Pressure is Pressure is Pressure
If you’ve been hunting for a minute, you’re well aware of the effects of hunting pressure. Although collared deer studies show that after just a few days into the season, deer behavior drastically changes, it doesn’t take research data to know it. We’ve all seen it firsthand. We hunt a great spot and see a lot of deer. So, what do we do? We keep going back to the same area week after week until we completely burn the spot out. We try hard to keep the wool pulled over their eyes, but no matter how cautious we are with the wind, thermals, noise, entry, and exit, deer are excellent at patterning us when we give them enough data to work with - no matter our reason for being in the woods.
Deer Don’t Differentiate
Deer don’t know the difference between hunting and scouting. They don’t care if we’re carrying a weapon or not. They’re not putting a whole bunch of thought into it. All their instincts tell them is that there’s a known predator snooping around their house and they need to act accordingly. What that generally means is that they’ll bed in different locations, change their feeding patterns, and alter the routes they’ll take to go where they want to end up. When we’re scouting, that’s exactly the kind of intel we’re after. So, it’s counterproductive to gather all that intel and erase it at the very same time. But if we don’t put the same effort into keeping an area as unpressured as possible when scouting, that’s exactly what we’re doing. If we find good bedding, or a good food source, but pressure the deer into moving or changing how or when they use them, that data is no longer useful to us. That’s why it’s so important to take scouting as seriously as hunting. Our entire season depends on it, especially if we end up having to scout mid-season.
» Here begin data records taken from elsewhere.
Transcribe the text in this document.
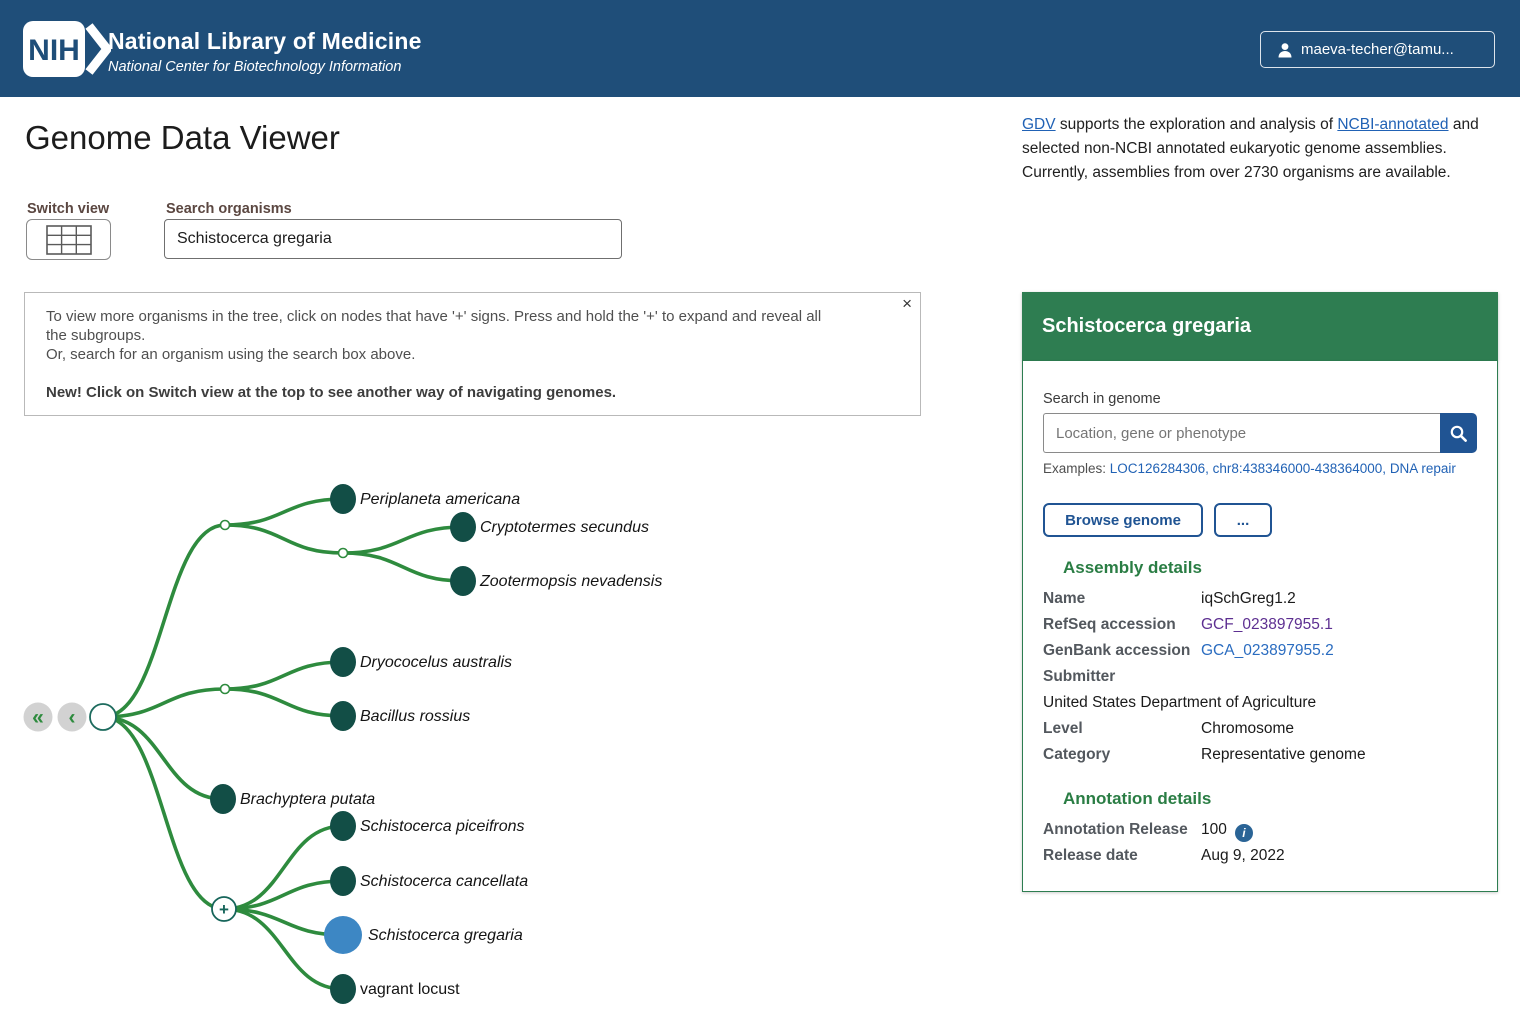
NIH National Library of Medicine
National Center for Biotechnology Information
maeva-techer@tamu...
Genome Data Viewer
Switch view	Search organisms
Schistocerca gregaria
×

To view more organisms in the tree, click on nodes that have '+' signs. Press and hold the '+' to expand and reveal all the subgroups.

Or, search for an organism using the search box above.

New! Click on Switch view at the top to see another way of navigating genomes.

+
« ‹
Periplaneta americana
Cryptotermes secundus
Zootermopsis nevadensis
Dryococelus australis
Bacillus rossius
Brachyptera putata
Schistocerca piceifrons
Schistocerca cancellata
Schistocerca gregaria
vagrant locust

GDV supports the exploration and analysis of NCBI-annotated and selected non-NCBI annotated eukaryotic genome assemblies. Currently, assemblies from over 2730 organisms are available.

Schistocerca gregaria
Search in genome
Location, gene or phenotype
Examples: LOC126284306, chr8:438346000-438364000, DNA repair
Browse genome	...
Assembly details
Name	iqSchGreg1.2
RefSeq accession	GCF_023897955.1
GenBank accession GCA_023897955.2
Submitter
United States Department of Agriculture
Level	Chromosome
Category	Representative genome
Annotation details
Annotation Release 100 i
Release date	Aug 9, 2022
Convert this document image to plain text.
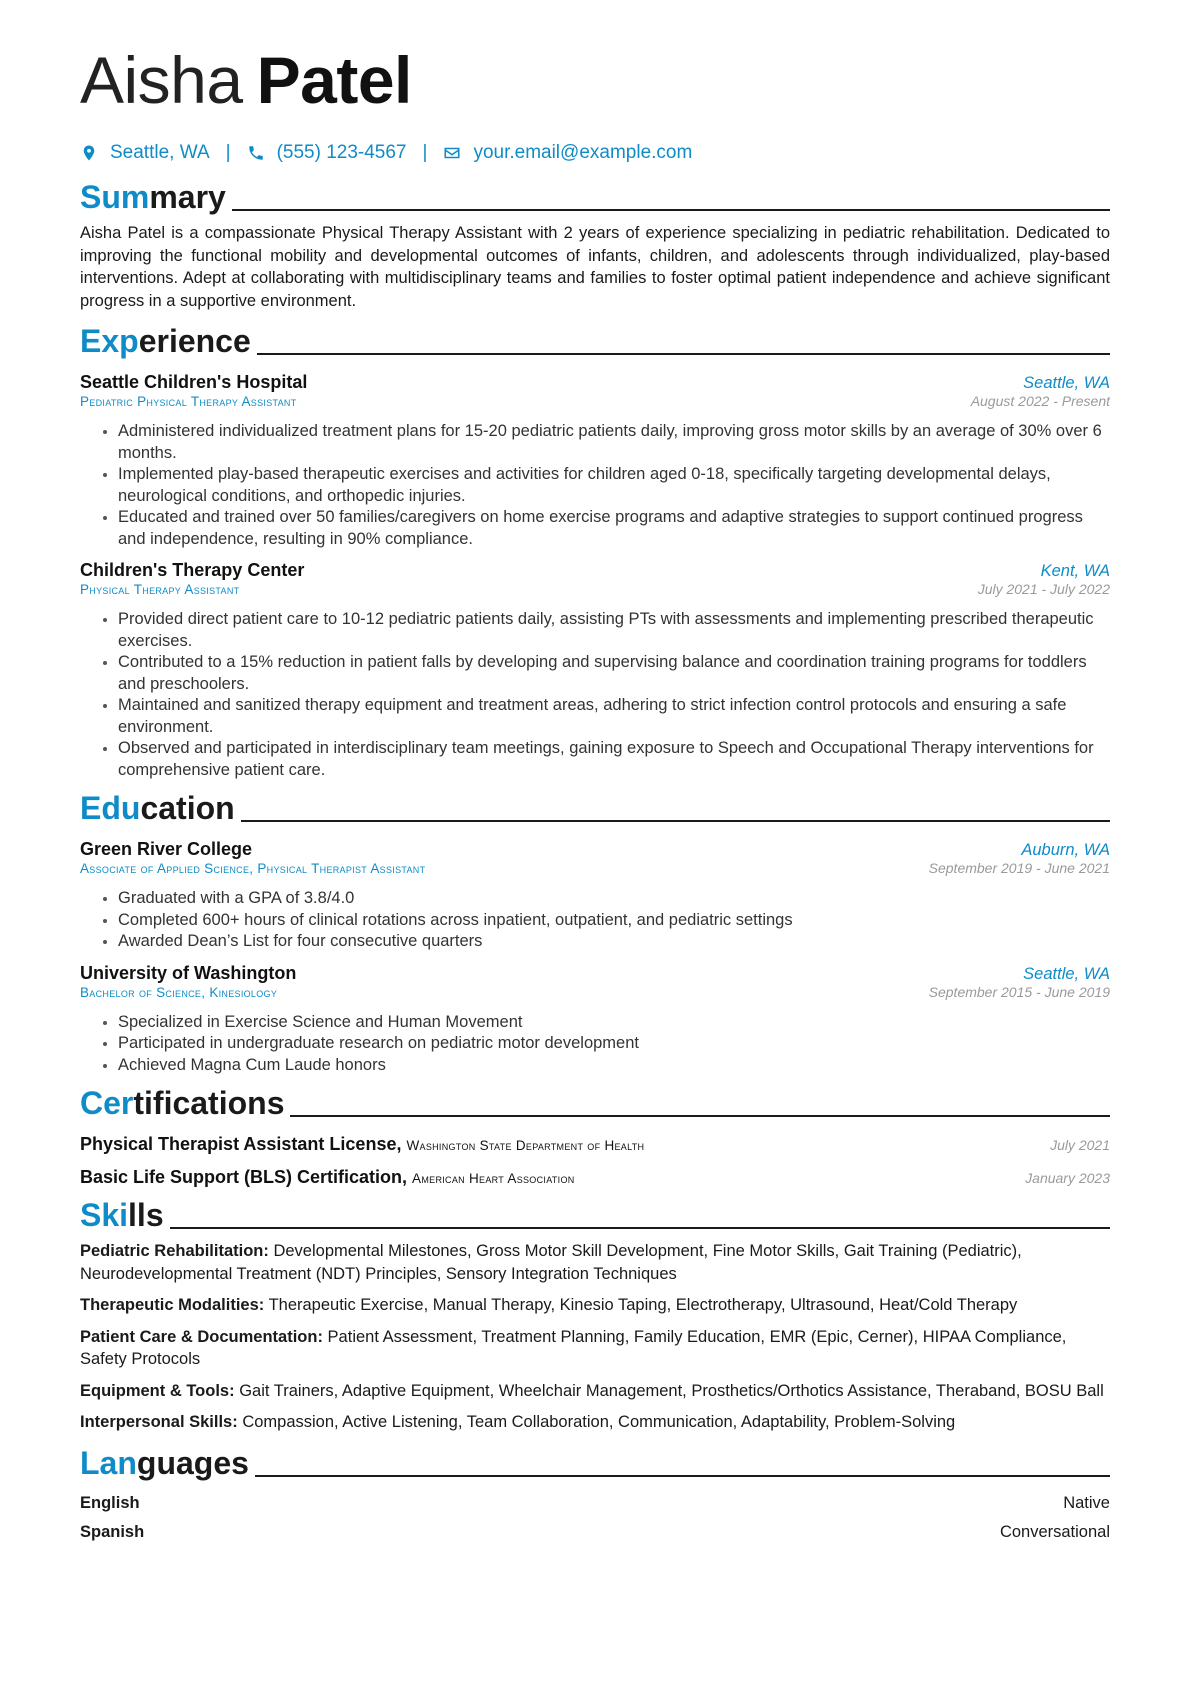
Aisha Patel
Seattle, WA | (555) 123-4567 | your.email@example.com
Summary

Aisha Patel is a compassionate Physical Therapy Assistant with 2 years of experience specializing in pediatric rehabilitation. Dedicated to improving the functional mobility and developmental outcomes of infants, children, and adolescents through individualized, play-based interventions. Adept at collaborating with multidisciplinary teams and families to foster optimal patient independence and achieve significant progress in a supportive environment.

Experience
Seattle Children's Hospital	Seattle, WA
Pediatric Physical Therapy Assistant	August 2022 - Present
• Administered individualized treatment plans for 15-20 pediatric patients daily, improving gross motor skills by an average of 30% over 6 months.
• Implemented play-based therapeutic exercises and activities for children aged 0-18, specifically targeting developmental delays, neurological conditions, and orthopedic injuries.
• Educated and trained over 50 families/caregivers on home exercise programs and adaptive strategies to support continued progress and independence, resulting in 90% compliance.
Children's Therapy Center	Kent, WA
Physical Therapy Assistant	July 2021 - July 2022
• Provided direct patient care to 10-12 pediatric patients daily, assisting PTs with assessments and implementing prescribed therapeutic exercises.
• Contributed to a 15% reduction in patient falls by developing and supervising balance and coordination training programs for toddlers and preschoolers.
• Maintained and sanitized therapy equipment and treatment areas, adhering to strict infection control protocols and ensuring a safe environment.
• Observed and participated in interdisciplinary team meetings, gaining exposure to Speech and Occupational Therapy interventions for comprehensive patient care.
Education
Green River College	Auburn, WA
Associate of Applied Science, Physical Therapist Assistant	September 2019 - June 2021
• Graduated with a GPA of 3.8/4.0
• Completed 600+ hours of clinical rotations across inpatient, outpatient, and pediatric settings
• Awarded Dean’s List for four consecutive quarters
University of Washington	Seattle, WA
Bachelor of Science, Kinesiology	September 2015 - June 2019
• Specialized in Exercise Science and Human Movement
• Participated in undergraduate research on pediatric motor development
• Achieved Magna Cum Laude honors
Certifications
Physical Therapist Assistant License, Washington State Department of Health	July 2021
Basic Life Support (BLS) Certification, American Heart Association	January 2023
Skills
Pediatric Rehabilitation: Developmental Milestones, Gross Motor Skill Development, Fine Motor Skills, Gait Training (Pediatric), Neurodevelopmental Treatment (NDT) Principles, Sensory Integration Techniques
Therapeutic Modalities: Therapeutic Exercise, Manual Therapy, Kinesio Taping, Electrotherapy, Ultrasound, Heat/Cold Therapy
Patient Care & Documentation: Patient Assessment, Treatment Planning, Family Education, EMR (Epic, Cerner), HIPAA Compliance, Safety Protocols
Equipment & Tools: Gait Trainers, Adaptive Equipment, Wheelchair Management, Prosthetics/Orthotics Assistance, Theraband, BOSU Ball
Interpersonal Skills: Compassion, Active Listening, Team Collaboration, Communication, Adaptability, Problem-Solving
Languages
English	Native
Spanish	Conversational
The Big 3 – Wind, Entry/Exit, Ground Scent
There’s a lot to take into account when walking into the deer woods, but the wind, entry/exit, and ground scent are the three biggest that we have to remember when scouting. Using the Spartan Forge app to learn what the predominant wind direction is in an area, as well as the current wind direction, is extremely useful in planning how we’ll scout through an area. If you’re like me, you’ve got to put a few trips into a property to really get the intel needed to hunt it confidently. So, if I walk into an area 2 or 3 times, blowing deer out of there with my wind because I didn’t want to take the long way in, I’m going to change the landscape for a bit. Of course, with enough time, deer will begin resuming their behavior, but if I’m hanging cameras to see if it’s worth the time and effort, the data I get and the decisions I make based off that data will be skewed and might cause me to move on prematurely. The same goes for the ground scent we leave behind. I don’t know how many times I’ve put out a camera back in the timber and gotten deer on it the very same day, only to have no picture the following days and weeks. Brushing against low-hanging limbs, dripping sweat all over the ground, rubbing my arms against the trees that I’m placing cameras on, hanging the cameras at deer-level – it causes deer to change their behavior. I wonder how many times those deer I’ve gotten on camera the first day started using a trail just 30 yards away to skirt the camera, causing me to write off that spot a couple weeks later.
Don’t Underestimate Summer Pressure
The reason you see deer spend less time, or even no time, in staging areas on big farms when you’re watching TV is because you’re looking at an unpressured area where the deer don’t have a reason to wait until the last 10 minutes of shooting light to emerge into a food plot. It’s all about the pressure. No amount of soy beans, corn, or white oaks will make a mature deer show up at a spot where they know there’s a good chance they’ll die during daylight. Their instincts are the same all year round. Yes, their standards get a little looser during the rut and when food is scarce. But as soon as we underestimate their will to survive, our daytime pics turn to nighttime real quick. And that’s a bad feeling. So, if we want intel that won’t change from the summer to the early-season, we’ve got to exercise the same caution during scouting sessions as we do during hunts. Do deer resume normal behavior after a long enough period of time? Absolutely, but many of us around the country are too close at this point to pressure deer out of their summer patterns that they’ve already set. And if you’re hunting public land, you’re also not the only one pressuring your deer. Your next scouting trip could be the last straw for a mature buck you’re after. So, let’s get stealthy and scout like we’re hunting. We’ll be better for it in the fall.